The road, port and rail sectors lag further behind. The recent Fourth Railway Package proposed by Brussels in early 2013 is yet another effort by the EU to break open the disconnected and oft protected national railway market. At the same time, the EU will be looking to extend cabotage rules in the road sector in the coming months, despite potential opposition from certain Member States wary of the impact on their own, fragmented, road haulage market vis-à-vis potential European competitors.
An ambitious frontrunner on environmental issues
In terms of environmental protection in the field of transport, Brussels has moved forward with (sometimes overly) ambitious policy goals. The automotive sector continues to be heavily regulated in terms of non-CO2 and CO2 emissions control, with increasingly stringent technological requirements set by Brussels periodically. Whether this stimulates innovation or restricts competitiveness of European producers remains the key open question.

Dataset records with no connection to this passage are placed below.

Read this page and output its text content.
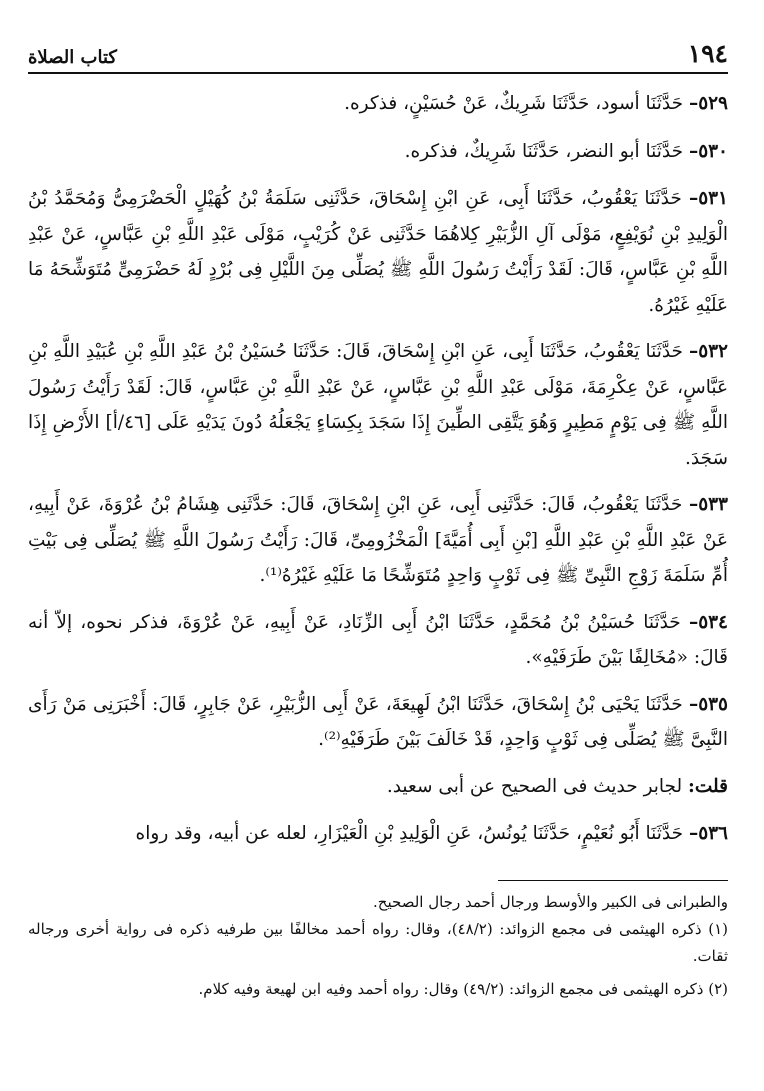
١٩٤
كتاب الصلاة

٥٢٩– حَدَّثَنَا أسود، حَدَّثَنَا شَرِيكٌ، عَنْ حُسَيْنٍ، فذكره.

٥٣٠– حَدَّثَنَا أبو النضر، حَدَّثَنَا شَرِيكٌ، فذكره.

٥٣١– حَدَّثَنَا يَعْقُوبُ، حَدَّثَنَا أَبِى، عَنِ ابْنِ إِسْحَاقَ، حَدَّثَنِى سَلَمَةُ بْنُ كُهَيْلٍ الْحَضْرَمِىُّ وَمُحَمَّدُ بْنُ الْوَلِيدِ بْنِ نُوَيْفِعٍ، مَوْلَى آلِ الزُّبَيْرِ كِلاهُمَا حَدَّثَنِى عَنْ كُرَيْبٍ، مَوْلَى عَبْدِ اللَّهِ بْنِ عَبَّاسٍ، عَنْ عَبْدِ اللَّهِ بْنِ عَبَّاسٍ، قَالَ: لَقَدْ رَأَيْتُ رَسُولَ اللَّهِ ﷺ يُصَلِّى مِنَ اللَّيْلِ فِى بُرْدٍ لَهُ حَضْرَمِىٍّ مُتَوَشِّحَهُ مَا عَلَيْهِ غَيْرُهُ.

٥٣٢– حَدَّثَنَا يَعْقُوبُ، حَدَّثَنَا أَبِى، عَنِ ابْنِ إِسْحَاقَ، قَالَ: حَدَّثَنَا حُسَيْنُ بْنُ عَبْدِ اللَّهِ بْنِ عُبَيْدِ اللَّهِ بْنِ عَبَّاسٍ، عَنْ عِكْرِمَةَ، مَوْلَى عَبْدِ اللَّهِ بْنِ عَبَّاسٍ، عَنْ عَبْدِ اللَّهِ بْنِ عَبَّاسٍ، قَالَ: لَقَدْ رَأَيْتُ رَسُولَ اللَّهِ ﷺ فِى يَوْمٍ مَطِيرٍ وَهُوَ يَتَّقِى الطِّينَ إِذَا سَجَدَ بِكِسَاءٍ يَجْعَلُهُ دُونَ يَدَيْهِ عَلَى [٤٦/أ] الأَرْضِ إِذَا سَجَدَ.

٥٣٣– حَدَّثَنَا يَعْقُوبُ، قَالَ: حَدَّثَنِى أَبِى، عَنِ ابْنِ إِسْحَاقَ، قَالَ: حَدَّثَنِى هِشَامُ بْنُ عُرْوَةَ، عَنْ أَبِيهِ، عَنْ عَبْدِ اللَّهِ بْنِ عَبْدِ اللَّهِ [بْنِ أَبِى أُمَيَّةَ] الْمَخْزُومِىِّ، قَالَ: رَأَيْتُ رَسُولَ اللَّهِ ﷺ يُصَلِّى فِى بَيْتِ أُمِّ سَلَمَةَ زَوْجِ النَّبِىِّ ﷺ فِى ثَوْبٍ وَاحِدٍ مُتَوَشِّحًا مَا عَلَيْهِ غَيْرُهُ⁽¹⁾.

٥٣٤– حَدَّثَنَا حُسَيْنُ بْنُ مُحَمَّدٍ، حَدَّثَنَا ابْنُ أَبِى الزِّنَادِ، عَنْ أَبِيهِ، عَنْ عُرْوَةَ، فذكر نحوه، إلاّ أنه قَالَ: «مُخَالِفًا بَيْنَ طَرَفَيْهِ».

٥٣٥– حَدَّثَنَا يَحْيَى بْنُ إِسْحَاقَ، حَدَّثَنَا ابْنُ لَهِيعَةَ، عَنْ أَبِى الزُّبَيْرِ، عَنْ جَابِرٍ، قَالَ: أَخْبَرَنِى مَنْ رَأَى النَّبِىَّ ﷺ يُصَلِّى فِى ثَوْبٍ وَاحِدٍ، قَدْ خَالَفَ بَيْنَ طَرَفَيْهِ⁽²⁾.

قلت: لجابر حديث فى الصحيح عن أبى سعيد.

٥٣٦– حَدَّثَنَا أَبُو نُعَيْمٍ، حَدَّثَنَا يُونُسُ، عَنِ الْوَلِيدِ بْنِ الْعَيْزَارِ، لعله عن أبيه، وقد رواه

والطبرانى فى الكبير والأوسط ورجال أحمد رجال الصحيح.

(١) ذكره الهيثمى فى مجمع الزوائد: (٤٨/٢)، وقال: رواه أحمد مخالفًا بين طرفيه ذكره فى رواية أخرى ورجاله ثقات.

(٢) ذكره الهيثمى فى مجمع الزوائد: (٤٩/٢) وقال: رواه أحمد وفيه ابن لهيعة وفيه كلام.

Meanwhile, the EU’s efforts to bring international aviation within its cap and trade emissions trading scheme have been met with international outcry and threats of retaliation by its global trading partners. The move is currently on ice and has certainly provided food for thought for Brussels as it considers taking the same approach to the international shipping sector.

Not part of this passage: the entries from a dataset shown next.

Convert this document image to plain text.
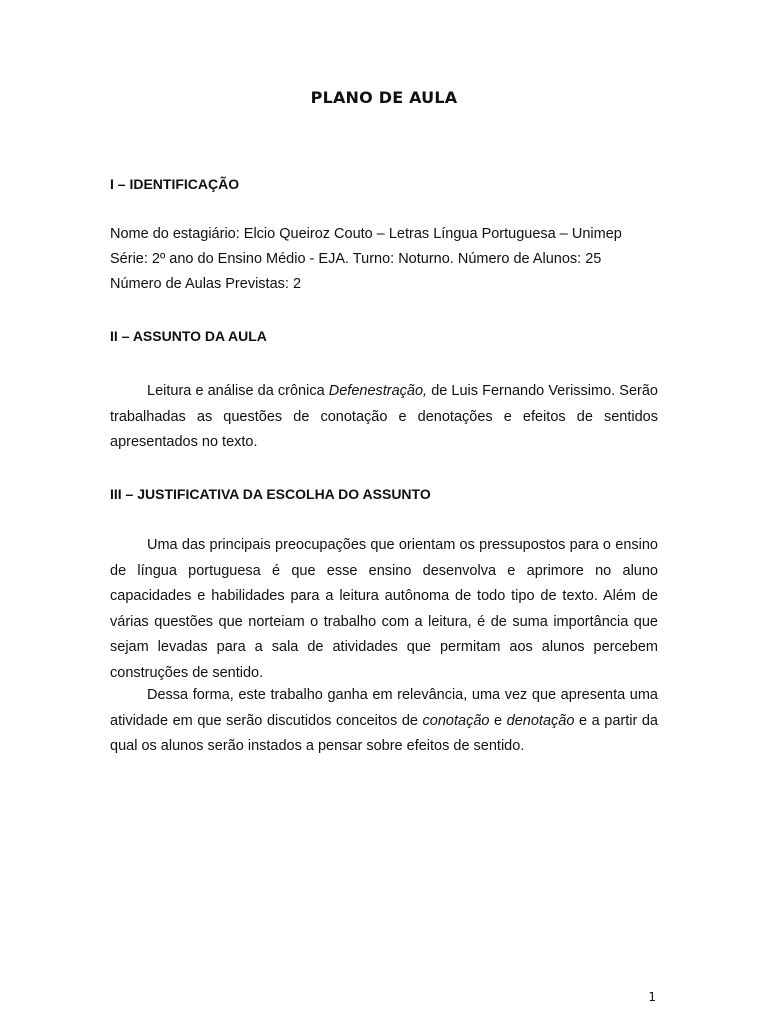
PLANO DE AULA
I – IDENTIFICAÇÃO
Nome do estagiário: Elcio Queiroz Couto – Letras Língua Portuguesa – Unimep
Série: 2º ano do Ensino Médio - EJA. Turno: Noturno. Número de Alunos: 25
Número de Aulas Previstas: 2
II – ASSUNTO DA AULA
Leitura e análise da crônica Defenestração, de Luis Fernando Verissimo. Serão trabalhadas as questões de conotação e denotações e efeitos de sentidos apresentados no texto.
III – JUSTIFICATIVA DA ESCOLHA DO ASSUNTO
Uma das principais preocupações que orientam os pressupostos para o ensino de língua portuguesa é que esse ensino desenvolva e aprimore no aluno capacidades e habilidades para a leitura autônoma de todo tipo de texto. Além de várias questões que norteiam o trabalho com a leitura, é de suma importância que sejam levadas para a sala de atividades que permitam aos alunos percebem construções de sentido.
Dessa forma, este trabalho ganha em relevância, uma vez que apresenta uma atividade em que serão discutidos conceitos de conotação e denotação e a partir da qual os alunos serão instados a pensar sobre efeitos de sentido.
1
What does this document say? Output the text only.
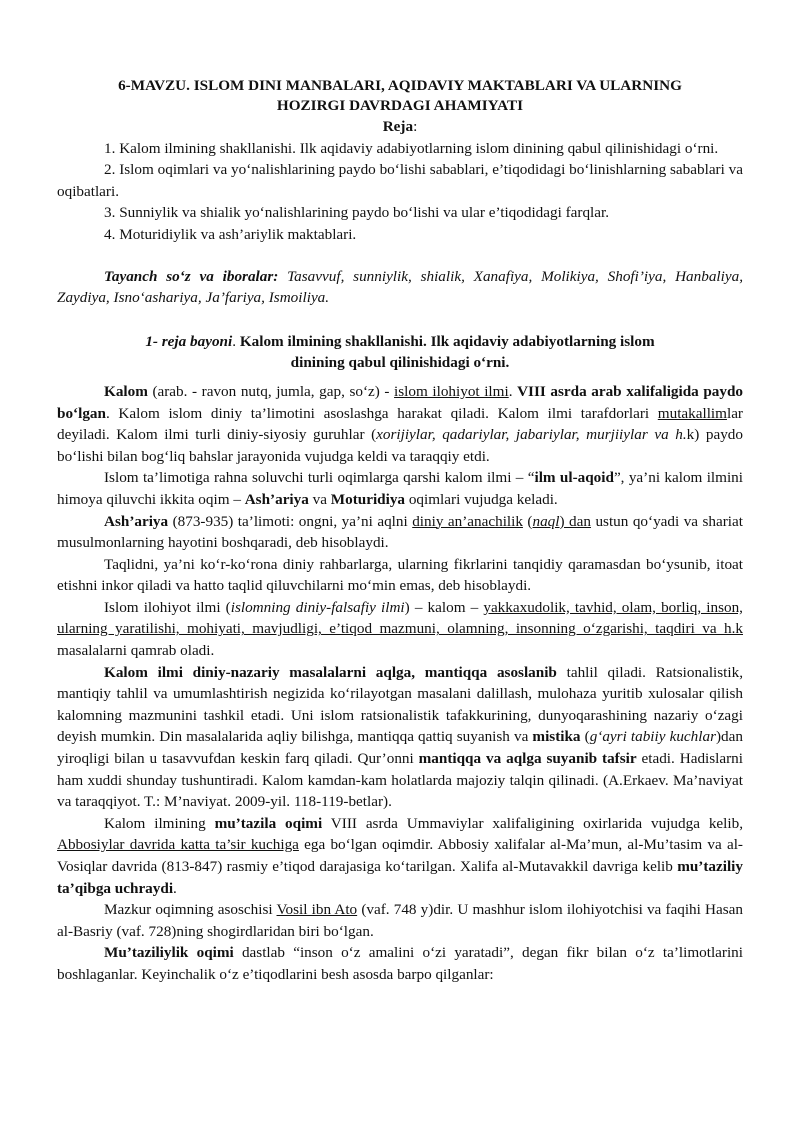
6-MAVZU. ISLOM DINI MANBALARI, AQIDAVIY MAKTABLARI VA ULARNING

HOZIRGI DAVRDAGI AHAMIYATI

Reja:

1. Kalom ilmining shakllanishi. Ilk aqidaviy adabiyotlarning islom dinining qabul qilinishidagi o‘rni.

2. Islom oqimlari va yo‘nalishlarining paydo bo‘lishi sabablari, e’tiqodidagi bo‘linishlarning sabablari va oqibatlari.

3. Sunniylik va shialik yo‘nalishlarining paydo bo‘lishi va ular e’tiqodidagi farqlar.

4. Moturidiylik va ash’ariylik maktablari.

Tayanch so‘z va iboralar: Tasavvuf, sunniylik, shialik, Xanafiya, Molikiya, Shofi’iya, Hanbaliya, Zaydiya, Isno‘ashariya, Ja’fariya, Ismoiliya.

1- reja bayoni. Kalom ilmining shakllanishi. Ilk aqidaviy adabiyotlarning islom

dinining qabul qilinishidagi o‘rni.

Kalom (arab. - ravon nutq, jumla, gap, so‘z) - islom ilohiyot ilmi. VIII asrda arab xalifaligida paydo bo‘lgan. Kalom islom diniy ta’limotini asoslashga harakat qiladi. Kalom ilmi tarafdorlari mutakallimlar deyiladi. Kalom ilmi turli diniy-siyosiy guruhlar (xorijiylar, qadariylar, jabariylar, murjiiylar va h.k) paydo bo‘lishi bilan bog‘liq bahslar jarayonida vujudga keldi va taraqqiy etdi.

Islom ta’limotiga rahna soluvchi turli oqimlarga qarshi kalom ilmi – “ilm ul-aqoid”, ya’ni kalom ilmini himoya qiluvchi ikkita oqim – Ash’ariya va Moturidiya oqimlari vujudga keladi.

Ash’ariya (873-935) ta’limoti: ongni, ya’ni aqlni diniy an’anachilik (naql) dan ustun qo‘yadi va shariat musulmonlarning hayotini boshqaradi, deb hisoblaydi.

Taqlidni, ya’ni ko‘r-ko‘rona diniy rahbarlarga, ularning fikrlarini tanqidiy qaramasdan bo‘ysunib, itoat etishni inkor qiladi va hatto taqlid qiluvchilarni mo‘min emas, deb hisoblaydi.

Islom ilohiyot ilmi (islomning diniy-falsafiy ilmi) – kalom – yakkaxudolik, tavhid, olam, borliq, inson, ularning yaratilishi, mohiyati, mavjudligi, e’tiqod mazmuni, olamning, insonning o‘zgarishi, taqdiri va h.k masalalarni qamrab oladi.

Kalom ilmi diniy-nazariy masalalarni aqlga, mantiqqa asoslanib tahlil qiladi. Ratsionalistik, mantiqiy tahlil va umumlashtirish negizida ko‘rilayotgan masalani dalillash, mulohaza yuritib xulosalar qilish kalomning mazmunini tashkil etadi. Uni islom ratsionalistik tafakkurining, dunyoqarashining nazariy o‘zagi deyish mumkin. Din masalalarida aqliy bilishga, mantiqqa qattiq suyanish va mistika (g‘ayri tabiiy kuchlar)dan yiroqligi bilan u tasavvufdan keskin farq qiladi. Qur’onni mantiqqa va aqlga suyanib tafsir etadi. Hadislarni ham xuddi shunday tushuntiradi. Kalom kamdan-kam holatlarda majoziy talqin qilinadi. (A.Erkaev. Ma’naviyat va taraqqiyot. T.: M’naviyat. 2009-yil. 118-119-betlar).

Kalom ilmining mu’tazila oqimi VIII asrda Ummaviylar xalifaligining oxirlarida vujudga kelib, Abbosiylar davrida katta ta’sir kuchiga ega bo‘lgan oqimdir. Abbosiy xalifalar al-Ma’mun, al-Mu’tasim va al-Vosiqlar davrida (813-847) rasmiy e’tiqod darajasiga ko‘tarilgan. Xalifa al-Mutavakkil davriga kelib mu’taziliy ta’qibga uchraydi.

Mazkur oqimning asoschisi Vosil ibn Ato (vaf. 748 y)dir. U mashhur islom ilohiyotchisi va faqihi Hasan al-Basriy (vaf. 728)ning shogirdlaridan biri bo‘lgan.

Mu’taziliylik oqimi dastlab “inson o‘z amalini o‘zi yaratadi”, degan fikr bilan o‘z ta’limotlarini boshlaganlar. Keyinchalik o‘z e’tiqodlarini besh asosda barpo qilganlar:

Passenger rights as a flagship
Most EU commentators would point to the passenger rights agenda as the bloc’s biggest success in the transport field – the topic that normally appears first in the table of contents for any European Commission-produced brochure on transport policy. The success of passenger rights legislation is perhaps debatable with significant cost concerns from industry and soon-to-be-addressed problems of implementation throughout the EU. However, it is likely that the rights afforded to EU citizens when, say, flying internationally, far outstrip those of travellers anywhere else in the world.
The changing global landscape
The EU’s detractors would argue that the focus on regulation over liberalisation has placed a net burden on Europe’s transport sector. European legacy airlines and automotive manufacturers continue to struggle faced with global competition, whilst the centre of gravity for the global logistics market seems to continuously shift eastwards.

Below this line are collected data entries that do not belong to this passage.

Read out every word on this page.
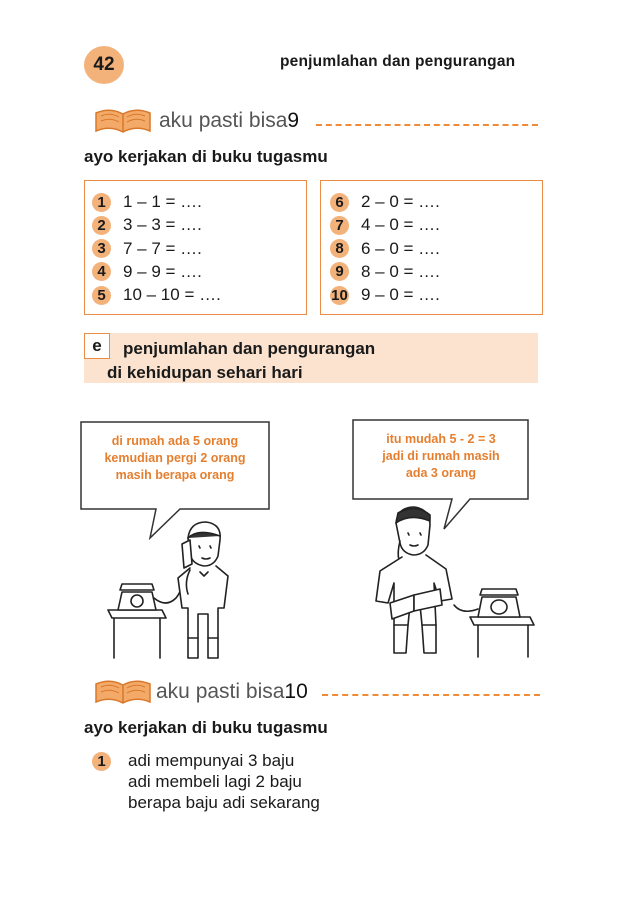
42	penjumlahan dan pengurangan
aku pasti bisa9
ayo kerjakan di buku tugasmu
1	1 – 1 = ….
2	3 – 3 = ….
3	7 – 7 = ….
4	9 – 9 = ….
5	10 – 10 = ….
6	2 – 0 = ….
7	4 – 0 = ….
8	6 – 0 = ….
9	8 – 0 = ….
10 9 – 0 = ….
e	penjumlahan dan pengurangan
di kehidupan sehari hari
di rumah ada 5 orang
kemudian pergi 2 orang
masih berapa orang
itu mudah 5 - 2 = 3
jadi di rumah masih
ada 3 orang
aku pasti bisa10
ayo kerjakan di buku tugasmu
1	adi mempunyai 3 baju
adi membeli lagi 2 baju
berapa baju adi sekarang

At the same, the challenge of the EU’s transport agenda must always take note of the principle of subsidiarity. That is to say, the EU is wary of looking to regulate in the more localised aspects of transport policy which remain at the behest of individual EU Member States. Areas such as road safety, urban mobility and infrastructure development (outside of the power of the EU purse strings) have seen, and will continue to see, less influence wielded by the EU executive compared to the national capital.
With European Parliament elections approaching and a new European Commission due to be appointed in 2014, it will be interesting to see what the future holds for the European transport policy agenda. Clearly the completion of the single transport market remains an enormous undertaking and the voice of industry will be critical as the new political regime gathers momentum over the next 18 months.
Many of the future priorities will undoubtedly be wrapped up in the EU’s position more globally, as it faces up to rapidly changing trade and transport flows and questions about the bloc’s own economic competitiveness. It is indicative that the world’s three fastest growing trade routes essentially bypass Europe altogether (Asia-Africa, intra-Asia, and Asia-South America).
So whilst there will be continued emphasis in Brussels on getting Europe’s own house in order, this will ultimately be a hollow effort without a firm eye on the external dimension of EU transport policy, and the continued engagement of industry and other stakeholders in the process.